What Happiness Looks Like

It is Wednesday night. We are at an outer southeast Portland grade school, after hours, holding the poetry group for refugees and immigrants. I’m wrestling with the days, each of them, this month, loss and sadness my clenched fists won’t release, and fear at the realization that hope seems closer to the horizon line than to me. I almost don’t go, I am too tired to teach, to figure out childcare for my two, to even go through my files and find lessons. And I don’t know if anyone is going to show up. Sometimes the chairs are filled, sometimes not. I’ve been leading writing groups like this one for years now, off and on and on my own time, because I believe in stories and in the telling of them. Some days I think that’s all I believe in.

Minh and Frank and Lena are there. I’ve never met Minh or Frank before. I write, what happiness looks like on the dry erase board because this is something I’ve been thinking about for a long time, and because I don’t have any lessons prepared, and in hindsight, because perhaps I needed a little insight and didn’t know where else to look.

We write for about 20 minutes. Then I ask if anyone wants to share their poem. Frank is from Taiwan. He tells us happiness is only in moments of forgetting. He tells us that his wife died of Lou Gehrig’s disease. He would wheel her chair to the park near their apartment and they would watch the children running, spinning on the merry go round, listen to them laughing, and they would forget she was dying, they would forget she was in a wheelchair, there was so much of the world at the park to absorb, in those moments it was bigger than them. In her final months when he couldn’t take her that far, he’d wheel her out on their balcony and they could still see parts of the park, still hear the laughing and shrieking floating across the treetops.

Minh says happiness is in our dreams and hopes, but not necessarily in reality. He says it took him 32 years to finally successfully leave Vietnam.
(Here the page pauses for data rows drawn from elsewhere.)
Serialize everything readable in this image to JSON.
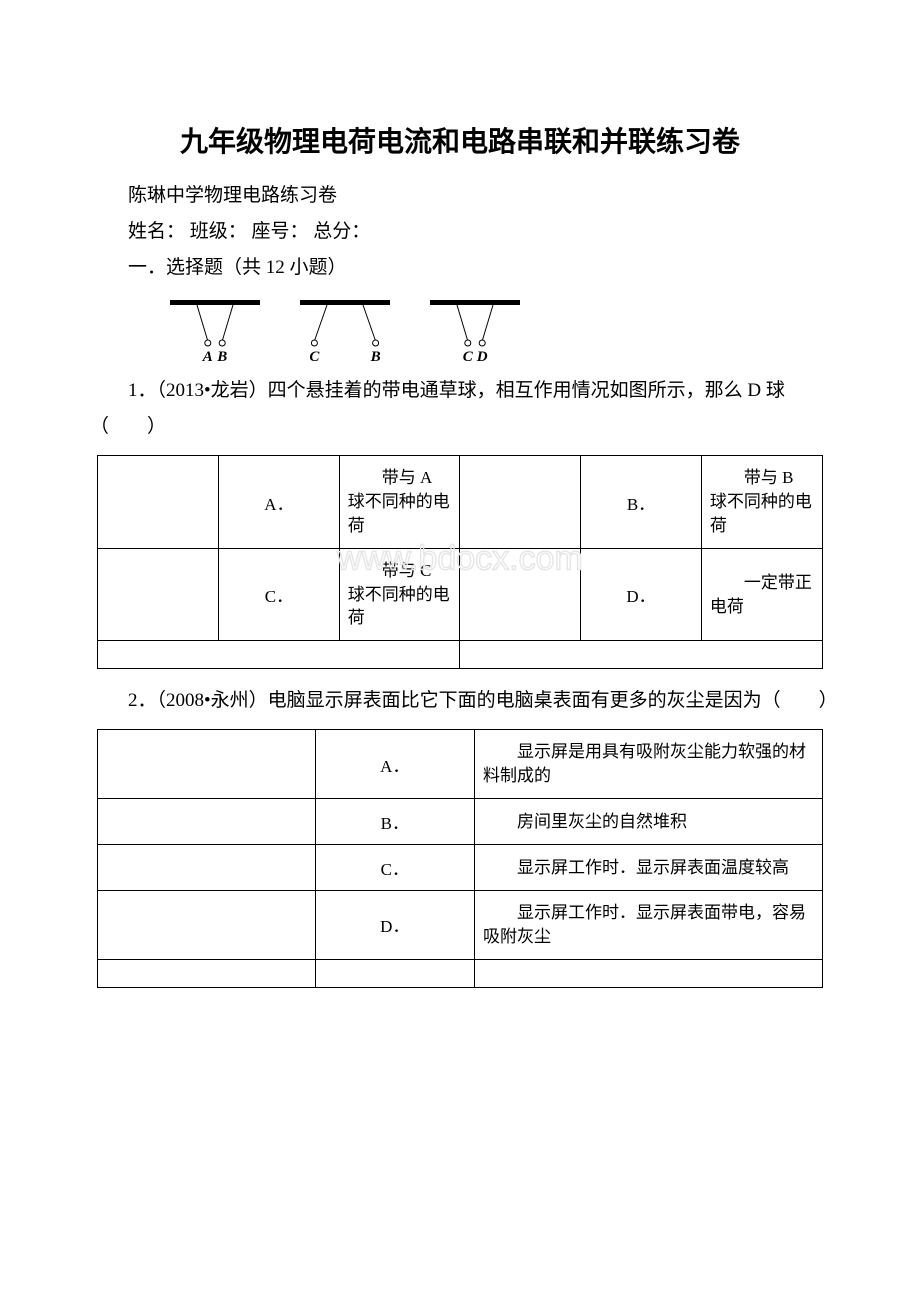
{
  "title": "九年级物理电荷电流和电路串联和并联练习卷",
  "subtitle": "陈琳中学物理电路练习卷",
  "form_line": "姓名：   班级：   座号：   总分：",
  "section": "一．选择题（共 12 小题）",
  "diagram": {
    "groups": [
      {
        "left": "A",
        "right": "B",
        "mode": "attract"
      },
      {
        "left": "C",
        "right": "B",
        "mode": "repel"
      },
      {
        "left": "C",
        "right": "D",
        "mode": "attract"
      }
    ],
    "bar_color": "#000000",
    "label_font": "italic 15px 'Times New Roman', serif"
  },
  "q1": {
    "text": "1．（2013•龙岩）四个悬挂着的带电通草球，相互作用情况如图所示，那么 D 球（　　）",
    "options": [
      {
        "letter": "A．",
        "text": "带与 A 球不同种的电荷"
      },
      {
        "letter": "B．",
        "text": "带与 B 球不同种的电荷"
      },
      {
        "letter": "C．",
        "text": "带与 C 球不同种的电荷"
      },
      {
        "letter": "D．",
        "text": "一定带正电荷"
      }
    ],
    "watermark_text": "www.bdocx.com",
    "watermark_color": "#e6e6e6"
  },
  "q2": {
    "text": "2．（2008•永州）电脑显示屏表面比它下面的电脑桌表面有更多的灰尘是因为（　　）",
    "options": [
      {
        "letter": "A．",
        "text": "显示屏是用具有吸附灰尘能力软强的材料制成的"
      },
      {
        "letter": "B．",
        "text": "房间里灰尘的自然堆积"
      },
      {
        "letter": "C．",
        "text": "显示屏工作时．显示屏表面温度较高"
      },
      {
        "letter": "D．",
        "text": "显示屏工作时．显示屏表面带电，容易吸附灰尘"
      }
    ]
  }
}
He tells of how difficult life was in Vietnam, difficult enough to spend an entire lifetime trying to leave. He has been in the United States two years. He says he was happier 32 years ago than now, when he had the dream of leaving, something to fight for, to believe in, some kind of bigger truth to be within. With a dream the past is leave-able, forgettable. Without a dream, we are where we are.

Perhaps standing here, on this soil, in this moment, is happiness, just the kind that is hard fought, moored in a harbor of memory and regret and loss, hidden.

Minh’s daughter recently won an essay contest, and was flown to the US Air Force Academy in Colorado Springs for an awards ceremony. This prompts me to ask how many children Minh has. He says four. Then repeats four, three living. I ask what happened. He says one of his children died of a brain tumor 13 years ago. She was 10 years old. My son has had a mysterious mass in his head since birth, it has been an 8 year, unresolved journey, and when I hear things like this my heart rattles about a bit in my chest.

He tells me of a doctor in St. Louis, an immigrant himself who at one time worked in the orchards in the German countryside, picking and carrying baskets full of fruit down swept dirt rows, until he became a doctor and landed in St. Louis. He is retired now, but throughout his medical practice he did what he could for third world children. Minh’s daughter was flown to the US, where this doctor performed multiple surgeries. After one of the surgeries the child slipped into a coma and never woke up.

Minh and his wife named their youngest child after this doctor. Minh chuckles a bit and says, my Vietnamese baby with an American name. Minh tells me, that this doctor has never recovered, has had an even more difficult time processing the loss than Minh himself.

This is not a happy story. None of these are happy stories. But for some reason on this night the continents and countries merge, Taiwan, Germany, Vietnam, America, and sitting in Portland on some plastic chair sized for a grade schooler, as the sky darkens outside on some random Wednesday night, our eyes are welled up, and for a moment it is quiet and still, and we’re all looking down at the words we just wrote, thinking about the words we just told and heard. Minh is concerned about my son, I tell him he is all right, it’s all okay, because in this moment, it sort of is.

And maybe this is what happiness looks like. Maybe it is all of this, in the forgetting, in the dreams, in the trying to save each other from tumors or tears, maybe happiness is sad, maybe we accept that, because we have to, because our stories, they are all the same, and maybe the comfort in that is bigger than us, as big as the horizon line leading to some distant land mass, and as small as a tire swing in a park with some kid hanging onto the chain, twirling, never to know the notes of her laughter reached an apartment balcony and wrote the kind of music that replays to memory in one man’s mind for the entire rest of his life.